Solução? No passado mês de Agosto, a Nasdaq (o mercado de ações automatizado norte-americano) adquiriu uma participação minoritária mas significativa na plataforma de negociação Level AST. Que é uma Dark Pool. E na Austrália, dois “Poços Negros” (ASX Center Point e Chi-X Hidden Liquidity) foram integradas na Bolsa: em conjunto, são responsáveis por cerca de 12% das transacções na Austrália. Pelo que, o lema parece ser “se não podes derrota-las, junta-te a elas”.

O facto é que as Dark Pools significam um duro golpe à transparência dos mercados: oferece infinitas possibilidades àqueles que querem não apenas especular, mas também e acima de tudo perseguir objectivos pouco ortodoxos.

Para além de tudo isto, há o facto das mesmas Dark Pools, com os seus misteriosos preços, conseguirem confundir e por vezes até distorcer os valores das acções. O que pensar, por exemplo, dum título que perde valor na Bolsa normal e que, pelo contrário, é objecto de grandes aquisições numa Dark Pool?
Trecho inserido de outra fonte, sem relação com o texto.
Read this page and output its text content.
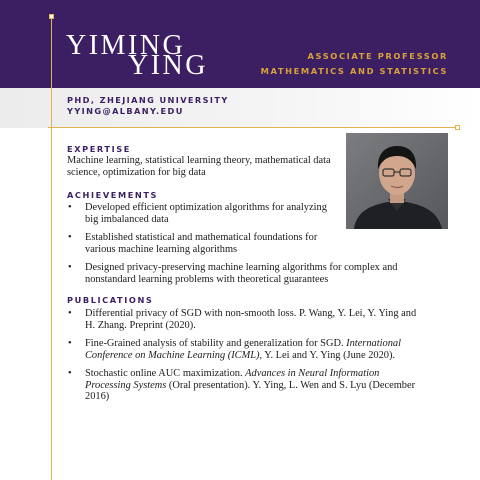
YIMING
YING	ASSOCIATE PROFESSOR
MATHEMATICS AND STATISTICS
PHD, ZHEJIANG UNIVERSITY
YYING@ALBANY.EDU
EXPERTISE
Machine learning, statistical learning theory, mathematical data science, optimization for big data
ACHIEVEMENTS
• Developed efficient optimization algorithms for analyzing big imbalanced data
• Established statistical and mathematical foundations for various machine learning algorithms
• Designed privacy-preserving machine learning algorithms for complex and nonstandard learning problems with theoretical guarantees
PUBLICATIONS
• Differential privacy of SGD with non-smooth loss. P. Wang, Y. Lei, Y. Ying and H. Zhang. Preprint (2020).
• Fine-Grained analysis of stability and generalization for SGD. International Conference on Machine Learning (ICML), Y. Lei and Y. Ying (June 2020).
• Stochastic online AUC maximization. Advances in Neural Information Processing Systems (Oral presentation). Y. Ying, L. Wen and S. Lyu (December 2016)
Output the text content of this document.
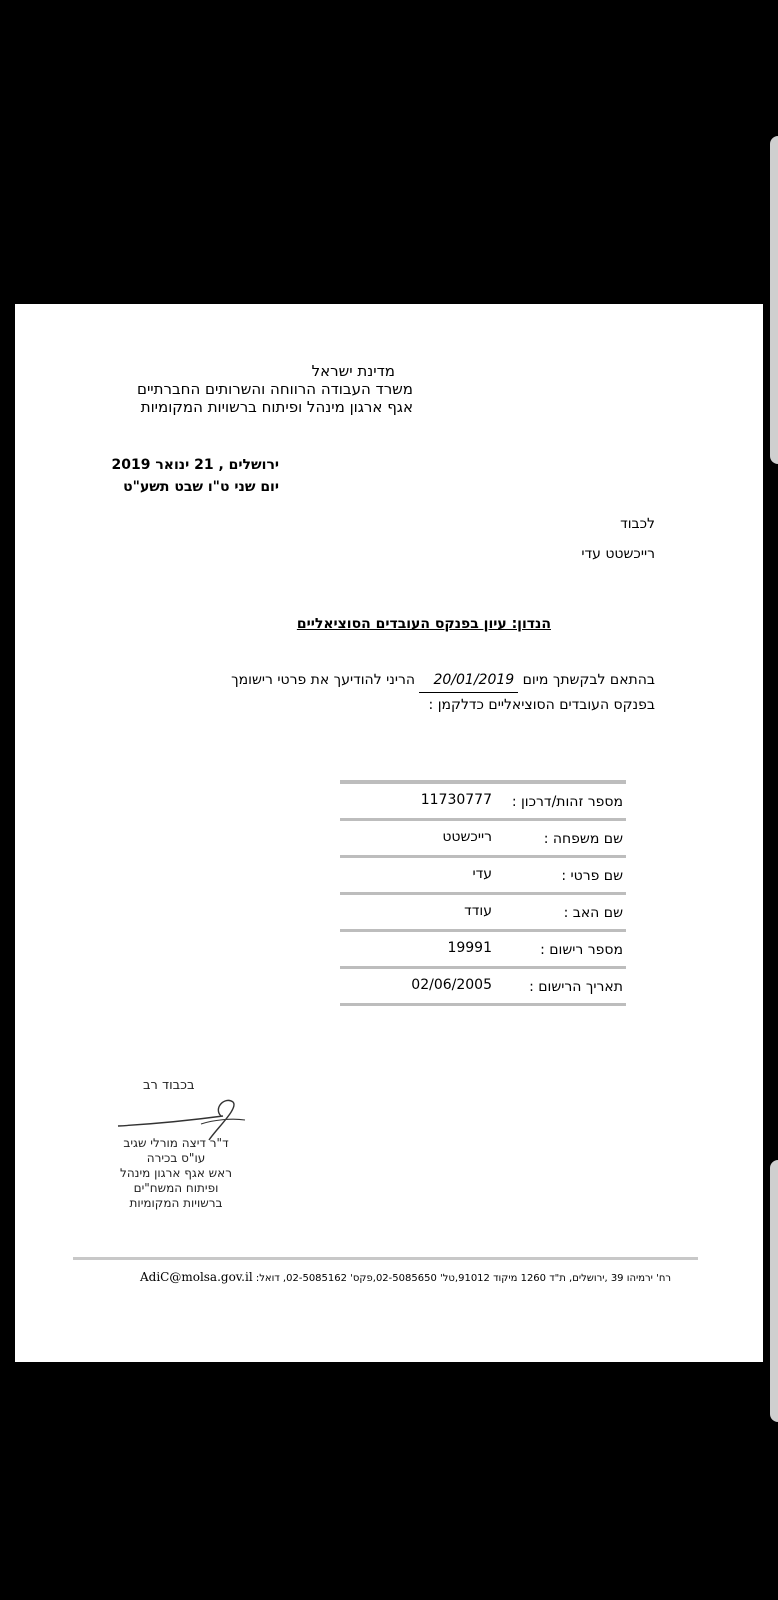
מדינת ישראל
משרד העבודה הרווחה והשרותים החברתיים
אגף ארגון מינהל ופיתוח ברשויות המקומיות
ירושלים , 21 ינואר 2019
יום שני ט"ו שבט תשע"ט
לכבוד
רייכשטט עדי
הנדון: עיון בפנקס העובדים הסוציאליים
בהתאם לבקשתך מיום 20/01/2019 הריני להודיעך את פרטי רישומך
בפנקס העובדים הסוציאליים כדלקמן :
מספר זהות/דרכון :
11730777
שם משפחה :
רייכשטט
שם פרטי :
עדי
שם האב :
עודד
מספר רישום :
19991
תאריך הרישום :
02/06/2005
בכבוד רב
ד"ר דיצה מורלי שגיב
עו"ס בכירה
ראש אגף ארגון מינהל
ופיתוח המשח"ים
ברשויות המקומיות
רח' ירמיהו 39 ,ירושלים, ת"ד 1260 מיקוד 91012,טל' 02-5085650,פקס' 02-5085162, דואל: AdiC@molsa.gov.il
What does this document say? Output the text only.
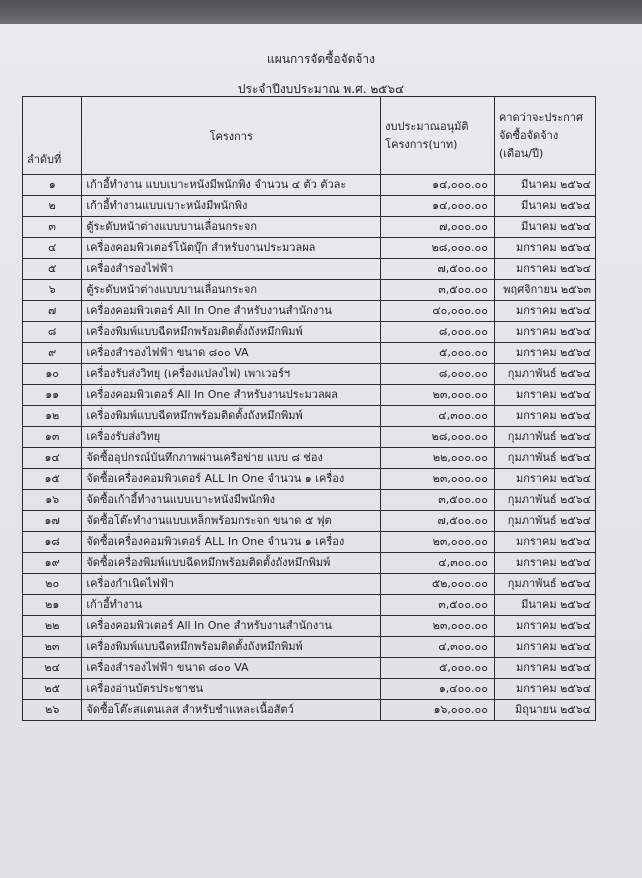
แผนการจัดซื้อจัดจ้าง
ประจำปีงบประมาณ พ.ศ. ๒๕๖๔
ลำดับที่	โครงการ	งบประมาณอนุมัติโครงการ(บาท)	คาดว่าจะประกาศจัดซื้อจัดจ้าง (เดือน/ปี)

๑	เก้าอี้ทำงาน แบบเบาะหนังมีพนักพิง จำนวน ๔ ตัว ตัวละ	๑๔,๐๐๐.๐๐	มีนาคม ๒๕๖๔
๒	เก้าอี้ทำงานแบบเบาะหนังมีพนักพิง	๑๔,๐๐๐.๐๐	มีนาคม ๒๕๖๔
๓	ตู้ระดับหน้าต่างแบบบานเลื่อนกระจก	๗,๐๐๐.๐๐	มีนาคม ๒๕๖๔
๔	เครื่องคอมพิวเตอร์โน้ตบุ๊ก สำหรับงานประมวลผล	๒๘,๐๐๐.๐๐	มกราคม ๒๕๖๔
๕	เครื่องสำรองไฟฟ้า	๗,๕๐๐.๐๐	มกราคม ๒๕๖๔
๖	ตู้ระดับหน้าต่างแบบบานเลื่อนกระจก	๓,๕๐๐.๐๐	พฤศจิกายน ๒๕๖๓
๗	เครื่องคอมพิวเตอร์ All In One สำหรับงานสำนักงาน	๔๐,๐๐๐.๐๐	มกราคม ๒๕๖๔
๘	เครื่องพิมพ์แบบฉีดหมึกพร้อมติดตั้งถังหมึกพิมพ์	๘,๐๐๐.๐๐	มกราคม ๒๕๖๔
๙	เครื่องสำรองไฟฟ้า ขนาด ๘๐๐ VA	๕,๐๐๐.๐๐	มกราคม ๒๕๖๔
๑๐	เครื่องรับส่งวิทยุ (เครื่องแปลงไฟ) เพาเวอร์ฯ	๘,๐๐๐.๐๐	กุมภาพันธ์ ๒๕๖๔
๑๑	เครื่องคอมพิวเตอร์ All In One สำหรับงานประมวลผล	๒๓,๐๐๐.๐๐	มกราคม ๒๕๖๔
๑๒	เครื่องพิมพ์แบบฉีดหมึกพร้อมติดตั้งถังหมึกพิมพ์	๔,๓๐๐.๐๐	มกราคม ๒๕๖๔
๑๓	เครื่องรับส่งวิทยุ	๒๘,๐๐๐.๐๐	กุมภาพันธ์ ๒๕๖๔
๑๔	จัดซื้ออุปกรณ์บันทึกภาพผ่านเครือข่าย แบบ ๘ ช่อง	๒๒,๐๐๐.๐๐	กุมภาพันธ์ ๒๕๖๔
๑๕	จัดซื้อเครื่องคอมพิวเตอร์ ALL In One จำนวน ๑ เครื่อง	๒๓,๐๐๐.๐๐	มกราคม ๒๕๖๔
๑๖	จัดซื้อเก้าอี้ทำงานแบบเบาะหนังมีพนักพิง	๓,๕๐๐.๐๐	กุมภาพันธ์ ๒๕๖๔
๑๗	จัดซื้อโต๊ะทำงานแบบเหล็กพร้อมกระจก ขนาด ๕ ฟุต	๗,๕๐๐.๐๐	กุมภาพันธ์ ๒๕๖๔
๑๘	จัดซื้อเครื่องคอมพิวเตอร์ ALL In One จำนวน ๑ เครื่อง	๒๓,๐๐๐.๐๐	มกราคม ๒๕๖๔
๑๙	จัดซื้อเครื่องพิมพ์แบบฉีดหมึกพร้อมติดตั้งถังหมึกพิมพ์	๔,๓๐๐.๐๐	มกราคม ๒๕๖๔
๒๐	เครื่องกำเนิดไฟฟ้า	๕๒,๐๐๐.๐๐	กุมภาพันธ์ ๒๕๖๔
๒๑	เก้าอี้ทำงาน	๓,๕๐๐.๐๐	มีนาคม ๒๕๖๔
๒๒	เครื่องคอมพิวเตอร์ All In One สำหรับงานสำนักงาน	๒๓,๐๐๐.๐๐	มกราคม ๒๕๖๔
๒๓	เครื่องพิมพ์แบบฉีดหมึกพร้อมติดตั้งถังหมึกพิมพ์	๔,๓๐๐.๐๐	มกราคม ๒๕๖๔
๒๔	เครื่องสำรองไฟฟ้า ขนาด ๘๐๐ VA	๕,๐๐๐.๐๐	มกราคม ๒๕๖๔
๒๕	เครื่องอ่านบัตรประชาชน	๑,๔๐๐.๐๐	มกราคม ๒๕๖๔
๒๖	จัดซื้อโต๊ะสแตนเลส สำหรับชำแหละเนื้อสัตว์	๑๖,๐๐๐.๐๐	มิถุนายน ๒๕๖๔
Estas plataformas podem até contribuir para o caos em momentos de grande tensão nos mercados.

Os mercados financeiros, portanto, desafiando o pensamento de Adam Smith e acólitos, são cada vez mais firmemente controlados por um punhado incrivelmente pequeno de instituições, que actuam à porta fechada e sem regras adequadas.

“Problema de quem joga nas Bolsas”? Não, problema de todos, porque quem faz política e faz guerra é sempre o banqueiro.

 

Ipse dixit.

2 Replies to “Nos Poços Negros, cada vez mais profundos”

  1. Olá Max e todos: tinha que ser assim!! Imagina as farmacêuticas e laboratórios nestes tempos, os banqueiros, os maiores acionistas devem estar mergulhando fundo nesta piscina e colhendo fortunas inimagináveis.
    O mundo pertence aos verdadeiramente poderosos e planificadores daquilo que nós deveremos crer.
    É engraçado ver o povo se sentir financista porque investiu 1000 reais nas ações que as propagandas da TV indicam.

  2. Olá todos: todo mundo migrou para o telegram? Cadê os comentaristas de II? É aqui que continua sendo o melhor da produção do Max. Pelo menos eu constato assim.
    O telegran serve para colher mais comentaristas, tipo copia e cola, em geral, entre aqueles que mais ou menos concordam com as linhas gerais do que é produzido pelo Max e pelos comentaristas de II.